Police seek suspect in Subway robbery; dispatcher says last armed robbery was 30 years ago
Robber ran to Sonic before fleeing;
A man suspected of robbing Tonganoxie's Subway restaurant Sunday night also made a stop at Sonic Drive-In.
The suspect was described as a white male in his 20s, 5-foot-8 and about 150 pounds. About 9:55 p.m., he walked into Subway, 886 Northstar Ct., and told workers he had a handgun, according to Tonganoxie police Sgt. Billy Adcox.
The man, wearing a hooded gray sweatshirt with a pocket in front, never showed the gun, but pointed at workers through the pocket, Adcox said.
After robbing Subway, the suspect headed west to nearby Sonic Drive-In, 550 Northstar Ct.
Charlie Kraut, Sonic manager, was not at the restaurant when the man stopped there, but said workers told him the suspect started to enter the restaurant's front entrance and then apparently changed his mind.
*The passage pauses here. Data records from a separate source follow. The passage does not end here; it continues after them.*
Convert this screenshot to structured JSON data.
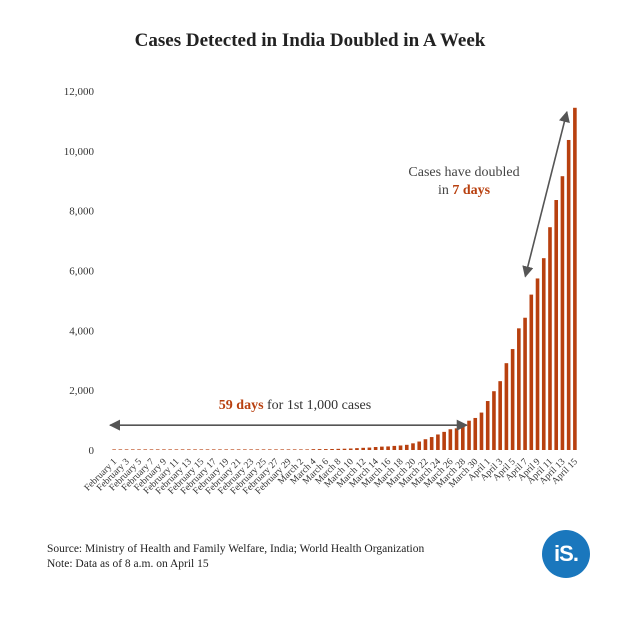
{
  "chart_data": {
    "type": "bar",
    "title": "Cases Detected in India Doubled in A Week",
    "ylim": [
      0,
      12000
    ],
    "yticks": [
      0,
      2000,
      4000,
      6000,
      8000,
      10000,
      12000
    ],
    "ytick_labels": [
      "0",
      "2,000",
      "4,000",
      "6,000",
      "8,000",
      "10,000",
      "12,000"
    ],
    "bar_color": "#b8400f",
    "categories": [
      "February 1",
      "February 2",
      "February 3",
      "February 4",
      "February 5",
      "February 6",
      "February 7",
      "February 8",
      "February 9",
      "February 10",
      "February 11",
      "February 12",
      "February 13",
      "February 14",
      "February 15",
      "February 16",
      "February 17",
      "February 18",
      "February 19",
      "February 20",
      "February 21",
      "February 22",
      "February 23",
      "February 24",
      "February 25",
      "February 26",
      "February 27",
      "February 28",
      "February 29",
      "March 1",
      "March 2",
      "March 3",
      "March 4",
      "March 5",
      "March 6",
      "March 7",
      "March 8",
      "March 9",
      "March 10",
      "March 11",
      "March 12",
      "March 13",
      "March 14",
      "March 15",
      "March 16",
      "March 17",
      "March 18",
      "March 19",
      "March 20",
      "March 21",
      "March 22",
      "March 23",
      "March 24",
      "March 25",
      "March 26",
      "March 27",
      "March 28",
      "March 29",
      "March 30",
      "March 31",
      "April 1",
      "April 2",
      "April 3",
      "April 4",
      "April 5",
      "April 6",
      "April 7",
      "April 8",
      "April 9",
      "April 10",
      "April 11",
      "April 12",
      "April 13",
      "April 14",
      "April 15"
    ],
    "xtick_labels": [
      "February 1",
      "February 3",
      "February 5",
      "February 7",
      "February 9",
      "February 11",
      "February 13",
      "February 15",
      "February 17",
      "February 19",
      "February 21",
      "February 23",
      "February 25",
      "February 27",
      "February 29",
      "March 2",
      "March 4",
      "March 6",
      "March 8",
      "March 10",
      "March 12",
      "March 14",
      "March 16",
      "March 18",
      "March 20",
      "March 22",
      "March 24",
      "March 26",
      "March 28",
      "March 30",
      "April 1",
      "April 3",
      "April 5",
      "April 7",
      "April 9",
      "April 11",
      "April 13",
      "April 15"
    ],
    "values": [
      1,
      2,
      3,
      3,
      3,
      3,
      3,
      3,
      3,
      3,
      3,
      3,
      3,
      3,
      3,
      3,
      3,
      3,
      3,
      3,
      3,
      3,
      3,
      3,
      3,
      3,
      3,
      3,
      3,
      3,
      5,
      5,
      28,
      30,
      31,
      34,
      39,
      43,
      50,
      62,
      73,
      82,
      100,
      113,
      119,
      137,
      151,
      173,
      223,
      283,
      360,
      433,
      519,
      606,
      694,
      724,
      873,
      979,
      1071,
      1251,
      1637,
      1965,
      2301,
      2902,
      3374,
      4067,
      4421,
      5194,
      5734,
      6412,
      7447,
      8356,
      9152,
      10363,
      11439
    ],
    "annotations": [
      {
        "text_emph": "59 days",
        "text_rest": " for 1st 1,000 cases",
        "from_category": "February 1",
        "to_category": "March 28",
        "y_value": 830
      },
      {
        "line1": "Cases have doubled",
        "line2_plain": "in ",
        "line2_emph": "7 days",
        "from_category": "April 8",
        "to_category": "April 15",
        "from_value": 5800,
        "to_value": 11300
      }
    ],
    "emph_color": "#b8400f"
  },
  "footer": {
    "source": "Source: Ministry of Health and Family Welfare, India; World Health Organization",
    "note": "Note: Data as of 8 a.m. on April 15"
  },
  "logo": {
    "text": "iS.",
    "color": "#1a77bd"
  }
}
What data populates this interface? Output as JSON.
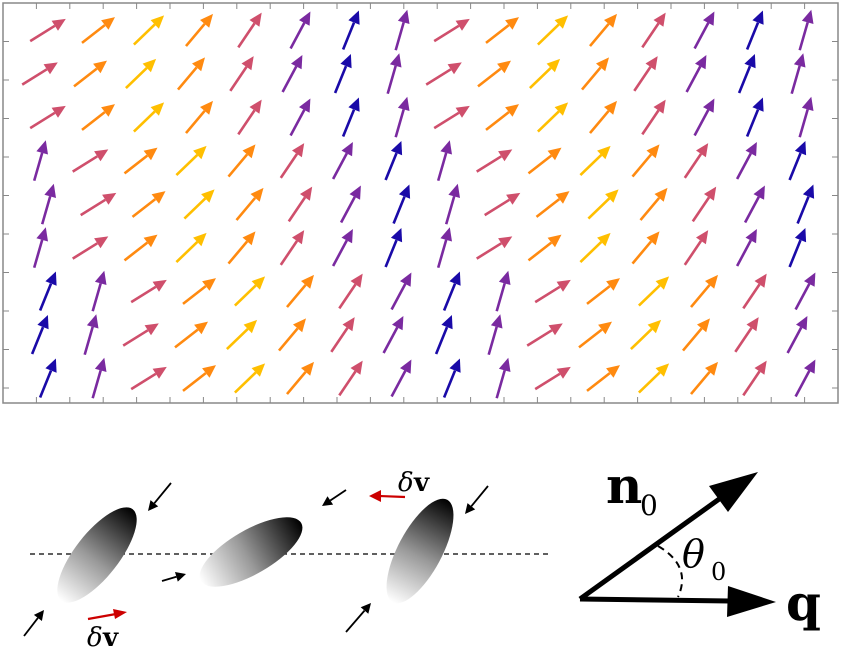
{
  "field_panel": {
    "rows": 9,
    "columns": 16,
    "phase_cycle": [
      "#cf4f6c",
      "#ff8a10",
      "#ffbf00",
      "#ff8a10",
      "#cf4f6c",
      "#7a2aa0",
      "#1a0aa8",
      "#7a2aa0"
    ],
    "angle_cycle_deg": [
      32,
      38,
      44,
      50,
      56,
      62,
      68,
      74
    ]
  },
  "bottom_panel": {
    "velocity_color": "#cc0000",
    "labels": {
      "dv_lower_delta": "δ",
      "dv_lower_v": "v",
      "dv_upper_delta": "δ",
      "dv_upper_v": "v",
      "n_letter": "n",
      "n_subscript": "0",
      "theta_letter": "θ",
      "theta_subscript": "0",
      "q_letter": "q"
    }
  }
}
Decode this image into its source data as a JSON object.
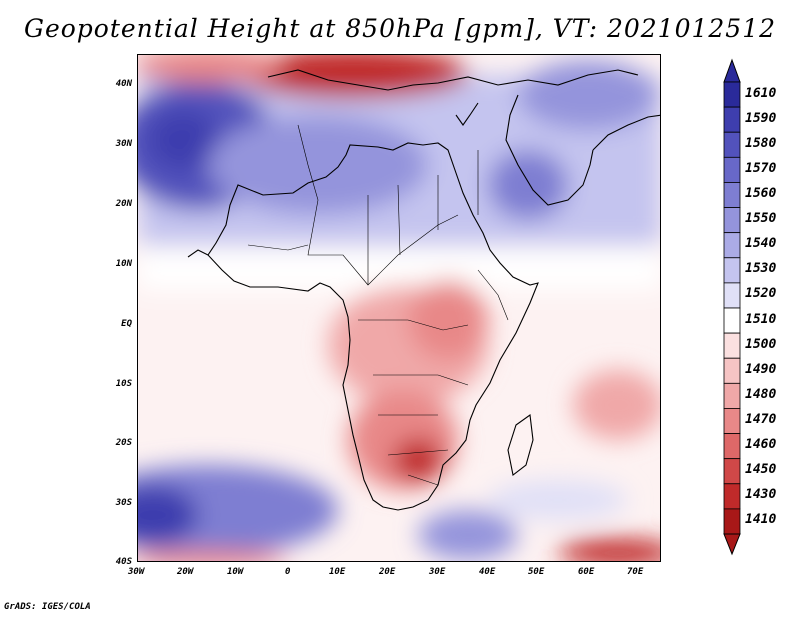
{
  "title": "Geopotential Height at 850hPa [gpm], VT: 2021012512",
  "footer": "GrADS: IGES/COLA",
  "lat_labels": [
    "40N",
    "30N",
    "20N",
    "10N",
    "EQ",
    "10S",
    "20S",
    "30S",
    "40S"
  ],
  "lon_labels": [
    "30W",
    "20W",
    "10W",
    "0",
    "10E",
    "20E",
    "30E",
    "40E",
    "50E",
    "60E",
    "70E"
  ],
  "colorbar": {
    "levels": [
      "1610",
      "1590",
      "1580",
      "1570",
      "1560",
      "1550",
      "1540",
      "1530",
      "1520",
      "1510",
      "1500",
      "1490",
      "1480",
      "1470",
      "1460",
      "1450",
      "1430",
      "1410"
    ],
    "colors": [
      "#2a2a9a",
      "#3e3eae",
      "#5252bc",
      "#6868c8",
      "#7e7ed2",
      "#9494dc",
      "#ababe6",
      "#c4c4ef",
      "#e0e0f7",
      "#ffffff",
      "#fbe0e0",
      "#f6c4c4",
      "#f0a8a8",
      "#e88888",
      "#de6868",
      "#d04848",
      "#c02a2a",
      "#a81818"
    ]
  },
  "legend_colors": {
    "deep_blue": "#3a3aac",
    "blue": "#6a6ace",
    "light_blue": "#b8b8ec",
    "pale_blue": "#e2e2f8",
    "pale_red": "#f9dada",
    "light_red": "#f0a6a6",
    "red": "#d95050",
    "deep_red": "#b51c1c",
    "coast": "#000000"
  }
}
Workers then locked the door as the man fled northwest, according to police.
Kraut thought the man might have left Sonic because "he just saw too many people" or because of the restaurant's surveillance cameras, Kraut said.
"We have cameras rolling all the time," Kraut said. "He may have seen the cameras and decided he didn't want any part of that."
Despite the cameras, Kraut said he planned to beef up security after Sunday's events.
It's unknown whether Subway has surveillance cameras. Subway management did not respond to an interview request. In addition, a worker who was at the restaurant when the robbery occurred said management instructed him not to comment.
The suspect took about $350 from the Subway cash register and fled. Police, with assistance from the Leavenworth County sheriff's office, Kansas Highway Patrol and the Johnson County K-9 Unit, searched the area until about 1 a.m. Monday. Authorities combed an area bordered by 24-40 on the south, Smiley on the west, Parallel on the north and 218th on the east.
A KHP helicopter also was used in the unsuccessful search.
If the man is apprehended, Adcox said the suspect still could be arrested on armed robbery charges even though it's unknown whether he actually had the gun in the front pocket of his sweatshirt.
"He made the comment he had the gun, that's enough," Adcox said.
Although the search was unsuccessful Sunday, police hope surveillance footage from a Leavenworth business could provide additional leads in the case.
Adcox said he hoped to review the surveillance footage Tuesday in Leavenworth. Although there was no robbery at that business, employees there contacted Tonganoxie police, saying they might have had a customer recently who could be connected to the Subway robbery.
Armed robbery is a rare occurrence in Tonganoxie.
Police dispatch Mike Vestal said, to his knowledge, the city's last armed robbery was in the 1970s. Carrying a gun, someone robbed a gasoline station where Triple Creek Realty now stands on U.S. Highway 24-40, west of Tonganoxie Junior High. Vestal said the man involved in that robbery was apprehended at his apartment at First and Delaware streets, where authorities recovered the moneybag that was stolen from the station. The robbery was linked to a run of Lawrence robberies, Vestal said.
'Mash and grabs'
In the last few years, robberies were reported in Tonganoxie, but were not armed robberies. In the last five to 10 years, Vestal said G&P Country Mart, 1204 U.S. Highway 24-40, was victim to "mash and grabs." Thieves would throw a hard object through a window, break in and steal items, Vestal said.
And in January 2005, at Gambino's Pizza, 420 Stone Creek Dr., just north of 24-40, a delivery person reported two men assaulted him and then stole his delivery money.
In that incident, Adcox said two men told police they were involved in an altercation with the delivery person, but did not take any money. The Leavenworth County attorney's office didn't press charges because of a lack of evidence, Adcox said.
For Vestal, it didn't seem possible that Tonganoxie, a town of 3,500, had its first armed robbery in roughly 30 years on Sunday.
"You don't expect it," Vestal said. "When I heard that tone going out, I couldn't believe that.
"I knew it was a matter of time. You don't expect it in your little town."
Kraut agreed with Vestal.
"I just hope this isn't a sign of the times to come," Kraut said. "I've been in small towns when they started growing into bigger towns.
"Unfortunately things like this come with it. I'm just hopeful Tonganoxie can keep its small-town atmosphere through their growing pains."